Hildegard von Bingen

Ordensfrau

Die Benediktinerin Hildegard von Bingen gründete und leitete Klöster, sie schuf ein großes theologisch-philosophisches Werk, wirkte an der Reformierung des Klerus mit und erarbeitete eine grandiose Natur- und Heilkunde. Ja, sie komponierte sogar Symphonien und Hymnen.

Lebenslauf

Hildegard von Bingen stammte aus dem rheinhessischen Bermersheim. Sie wurde 1098 als zehntes Kind ihrer Eltern geboren; ihre Familie war wohlhabend. Als sie acht Jahre alt war, gaben ihre Eltern sie in die Obhut der Benediktiner des Klosters Disibodenberg. Dort eignete sie sich einen Großteil ihrer Bildung an, sie meditierte und lernte täglich. In der Klosterbibliothek hatte sie Zugriff auf ein Kräuterbuch, auf ein Steinkundebuch sowie die Enzyklopädie von Isidor von Sevilla und andere medizinische Bücher.

Im Jahr 1136 würde sie zur Lehrmeisterin von Disibodenberg gewählt. 1140 hatte sie ein visionäres Erlebnis. Eine Stimme von oben befahl ihr, aufzuschreiben, was sie sah und hörte. Sie schrieb ihre Visionen in Latein nieder. So entstanden die Werke Scivias (Wisse die Wege des Herrn, Liber vitae meritorum (Buch der Lebensverdienste), Liber divinorum operum (Buch der göttlichen Werke), Physica, Causae et curae (Krankheiten, Ursachen und Heilungen) sowie De operatione dei (Welt und Mensch).

Im Jahr 1147 erlaubte Papst Eugen III die Veröffentlichung der Visionen Hildegards von Bingen offiziell. Dadurch stieg ihr politisches Ansehen und sie konnte in den Kreis der geistlichen und weltlichen Elite einziehen.

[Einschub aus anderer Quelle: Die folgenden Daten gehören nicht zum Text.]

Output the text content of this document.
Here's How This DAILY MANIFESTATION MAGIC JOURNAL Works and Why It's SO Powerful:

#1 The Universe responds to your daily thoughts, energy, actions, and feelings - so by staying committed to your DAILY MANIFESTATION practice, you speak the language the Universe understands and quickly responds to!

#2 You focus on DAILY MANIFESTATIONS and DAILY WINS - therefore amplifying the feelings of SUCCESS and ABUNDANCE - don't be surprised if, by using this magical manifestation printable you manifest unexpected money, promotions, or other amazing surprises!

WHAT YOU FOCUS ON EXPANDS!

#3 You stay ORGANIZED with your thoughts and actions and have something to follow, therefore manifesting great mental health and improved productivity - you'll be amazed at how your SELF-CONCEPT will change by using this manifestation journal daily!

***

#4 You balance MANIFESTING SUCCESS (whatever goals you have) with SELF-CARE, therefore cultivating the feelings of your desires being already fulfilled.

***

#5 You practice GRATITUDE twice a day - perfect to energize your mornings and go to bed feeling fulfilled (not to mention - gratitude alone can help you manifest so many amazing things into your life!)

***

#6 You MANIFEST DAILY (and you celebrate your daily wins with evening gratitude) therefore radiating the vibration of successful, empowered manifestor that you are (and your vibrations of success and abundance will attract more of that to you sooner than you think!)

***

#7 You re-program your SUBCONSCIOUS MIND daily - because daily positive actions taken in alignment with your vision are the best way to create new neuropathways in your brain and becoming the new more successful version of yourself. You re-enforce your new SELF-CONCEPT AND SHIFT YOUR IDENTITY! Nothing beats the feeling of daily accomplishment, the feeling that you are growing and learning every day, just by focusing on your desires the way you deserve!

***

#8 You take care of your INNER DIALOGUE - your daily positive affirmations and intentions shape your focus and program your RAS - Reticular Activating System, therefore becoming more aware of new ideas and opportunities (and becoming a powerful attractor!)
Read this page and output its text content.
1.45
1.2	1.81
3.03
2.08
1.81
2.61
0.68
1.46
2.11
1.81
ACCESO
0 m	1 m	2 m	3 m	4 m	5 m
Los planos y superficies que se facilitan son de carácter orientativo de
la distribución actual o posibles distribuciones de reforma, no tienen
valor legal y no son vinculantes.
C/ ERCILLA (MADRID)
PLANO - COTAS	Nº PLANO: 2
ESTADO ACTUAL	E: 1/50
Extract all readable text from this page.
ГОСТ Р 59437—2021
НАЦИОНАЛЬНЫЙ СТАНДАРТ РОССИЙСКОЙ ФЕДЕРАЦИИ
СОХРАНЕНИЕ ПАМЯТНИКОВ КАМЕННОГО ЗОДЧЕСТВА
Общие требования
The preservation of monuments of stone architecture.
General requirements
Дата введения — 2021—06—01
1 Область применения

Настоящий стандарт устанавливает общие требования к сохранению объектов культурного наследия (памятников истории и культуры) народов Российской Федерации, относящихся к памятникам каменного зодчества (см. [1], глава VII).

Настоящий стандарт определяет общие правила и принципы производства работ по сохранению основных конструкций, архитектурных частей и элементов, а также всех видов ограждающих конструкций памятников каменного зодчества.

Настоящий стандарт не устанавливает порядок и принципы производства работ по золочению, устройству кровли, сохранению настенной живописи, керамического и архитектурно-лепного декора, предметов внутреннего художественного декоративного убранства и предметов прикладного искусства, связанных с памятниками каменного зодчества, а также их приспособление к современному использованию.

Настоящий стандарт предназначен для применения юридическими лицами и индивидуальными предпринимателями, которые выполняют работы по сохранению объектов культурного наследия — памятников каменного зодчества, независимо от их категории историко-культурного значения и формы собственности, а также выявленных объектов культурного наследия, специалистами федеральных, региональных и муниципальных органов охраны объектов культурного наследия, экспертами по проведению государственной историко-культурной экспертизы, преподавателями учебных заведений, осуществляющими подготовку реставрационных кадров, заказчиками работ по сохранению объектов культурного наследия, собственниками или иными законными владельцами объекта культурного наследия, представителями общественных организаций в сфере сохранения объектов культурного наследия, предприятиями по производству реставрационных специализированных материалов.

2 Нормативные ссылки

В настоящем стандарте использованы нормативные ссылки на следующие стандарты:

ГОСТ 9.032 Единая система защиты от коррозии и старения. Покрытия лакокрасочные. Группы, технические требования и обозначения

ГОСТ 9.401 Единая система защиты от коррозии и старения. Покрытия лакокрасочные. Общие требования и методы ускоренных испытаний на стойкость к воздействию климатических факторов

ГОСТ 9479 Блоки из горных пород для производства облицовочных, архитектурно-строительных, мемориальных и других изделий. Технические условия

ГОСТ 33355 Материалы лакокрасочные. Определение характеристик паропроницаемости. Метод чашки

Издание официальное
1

Im Jahr 1150 verließ Hildegard das Kloster Disibodenberg und gründete ihr eigenes Kloster Rupertsberg in Bingen. Dort war sie Äbtissin. Später gründete sie noch einen Abzweig in Eibingen. In der Folge kam es zu Streitigkeit mit dem Mainzer Erzbischof, der Kritik am zunehmenden Reichtum und Gundbesitz, über den Hildegard verfügte, übte. Es wurde ein Interdikt erlassen, das erst sehr spät wieder aufgehoben wurde. Auch ist das Verfahren über ihre Heiligsprechung bis heute noch offen.

Heilkunde

Hildegard von Bingen brachte das damalige Wissen über Krankheiten und Pflanzen aus der antiken Lehre mit der Volksmedizin und den eigenen Erfahrungen zusammen. So beschrieb sie mehr als 500 Nahrungsmittel, Pflanzen, Tiere, Elemente, Metalle und Steine. Hervorzuheben ist, dass sie erstmals volkstümliche Pflanzennamen verwendete und nicht die lateinischen Namen.

Hildegard von Bingen hat ein einheitliches und Ganzheitskonzept der Naturheilkunde entworfen. Die Hinwendung zum Glauben, gute Werke und maßvolle Lebensordnung führen zum körperlichen und seelischen Heil des kranken Menschen.

Hildegards Werk kann ohne Übertreibung als der Höhepunkt der Klostermedizin bezeichnet werden, auch wenn es im Mittelalter nach ihrem Tod keine große Beachtung mehr fand.